Hutchison Whampoa, owner of Three UK, confirmed that it is negotiating terms of acquiring O2 UK for over £9 billion.
Beginning of this year showed that 2015 might very likely be the year of consolidation. First it was BT that announced its desire to come into the mobile market through an acquisition of one of the main players. BT was supposedly in talks with both O2 and EE but shortly afterwards O2 was not longer in their scope of interest and currently BT is continuing its negotiations with EE which may likely end up positively. A couple of days later, it turned out that Hutchison Whampoa, mother-company of Three UK, also wants to invest their money in a potential huge buyout. Naturally, the operator they approached was O2. This was officially confirmed by the multinational telecoms corporation a few days ago and the proposed deal is estimated at £9.25 billion.
BT’s plans to merge with EE is considered to be a natural move for a company that wants to offer quadplay and from the point of view of customers and regulatory bodies it shouldn’t pose any risks or worries. This isn’t the case for Hutchison-O2 deal. Mainly it is due to the fact that this will effectively reduce the four main providers balance and leave only three major operators in play. We have seen the results of this in other European markets. For example, after Three purchased Orange in Austria that highly competitive market became less competitive and prices of some contract plans even went up. This may not happen in the UK but we would definitely see the price war slow down considerably.
Most experts believe that the BT-EE deal will not have any problems with being granted approval by Ofcom and the European Commission; however this may not be the same for Three’s potential deal with O2. First of all, we heard Ofcom stating that the four operators’ status quo in the UK seems to be the best solution for the market.

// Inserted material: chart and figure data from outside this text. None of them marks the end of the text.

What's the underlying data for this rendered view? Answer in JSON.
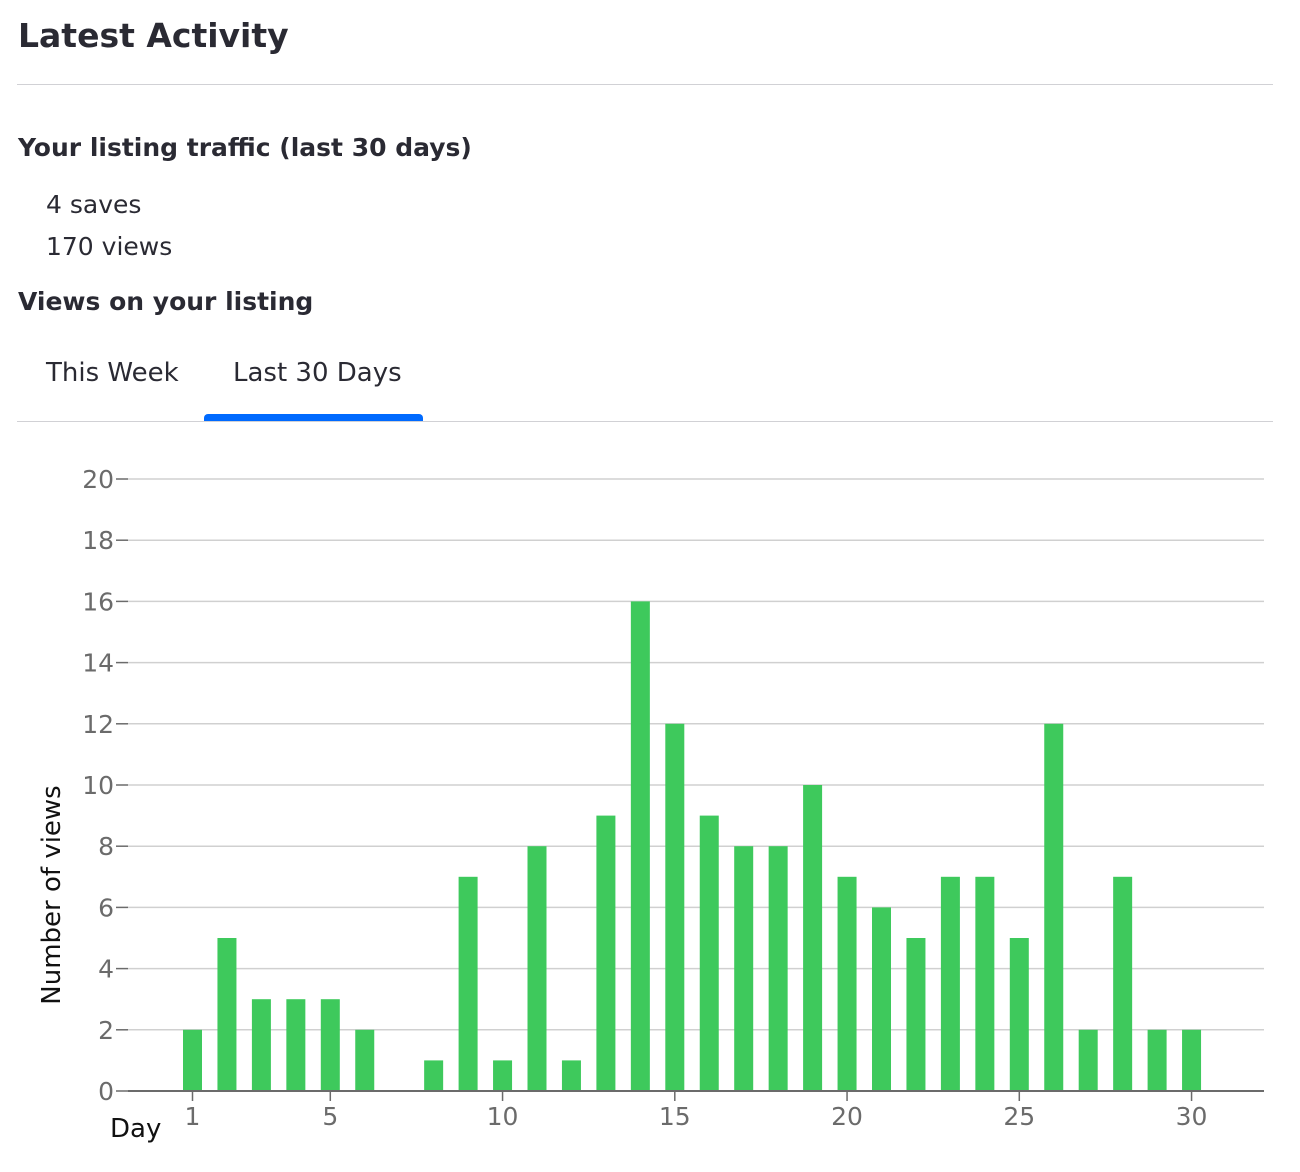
{
  "page": {
    "title": "Latest Activity"
  },
  "traffic": {
    "heading": "Your listing traffic (last 30 days)",
    "saves": "4 saves",
    "views": "170 views"
  },
  "views_section": {
    "heading": "Views on your listing",
    "tabs": [
      {
        "label": "This Week",
        "selected": false
      },
      {
        "label": "Last 30 Days",
        "selected": true
      }
    ]
  },
  "colors": {
    "bar": "#3ec95c",
    "tab_indicator": "#006aff",
    "grid": "#d0d0d0"
  },
  "chart_data": {
    "type": "bar",
    "x": [
      1,
      2,
      3,
      4,
      5,
      6,
      7,
      8,
      9,
      10,
      11,
      12,
      13,
      14,
      15,
      16,
      17,
      18,
      19,
      20,
      21,
      22,
      23,
      24,
      25,
      26,
      27,
      28,
      29,
      30
    ],
    "values": [
      2,
      5,
      3,
      3,
      3,
      2,
      0,
      1,
      7,
      1,
      8,
      1,
      9,
      16,
      12,
      9,
      8,
      8,
      10,
      7,
      6,
      5,
      7,
      7,
      5,
      12,
      2,
      7,
      2,
      2
    ],
    "xticks": [
      "1",
      "5",
      "10",
      "15",
      "20",
      "25",
      "30"
    ],
    "yticks": [
      "0",
      "2",
      "4",
      "6",
      "8",
      "10",
      "12",
      "14",
      "16",
      "18",
      "20"
    ],
    "xlabel": "Day",
    "ylabel": "Number of views",
    "ylim": [
      0,
      20
    ],
    "grid": true
  }
}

Second, the final decision has to be made by EC which usually looks deeply into such market changes and most likely would accept the deal only after securing much advantage for other players in the market. But Hutchison has already successfully dealt with the EC several times. For example, it bought O2 Ireland for around £600 million last year so regulatory bodies are not an obstacle that cannot be overcome.
Should the deal come through, Hutchison Whampoa would amass customer base in the UK of roughly 34 million, which would effectively make it the biggest British operator with around 41% of the market. There is also the case of O2’s brand which is more recognizable than Three’s and has deeper roots in the British society. In the Republic of Ireland, both O2’s and Three’s brands are still in operation but O2’s sports sponsorships are being taken over by Three which might signify that the O2 brand will sooner or later disappear from the Emerald Island. Time will tell if O2 UK shares the same fate.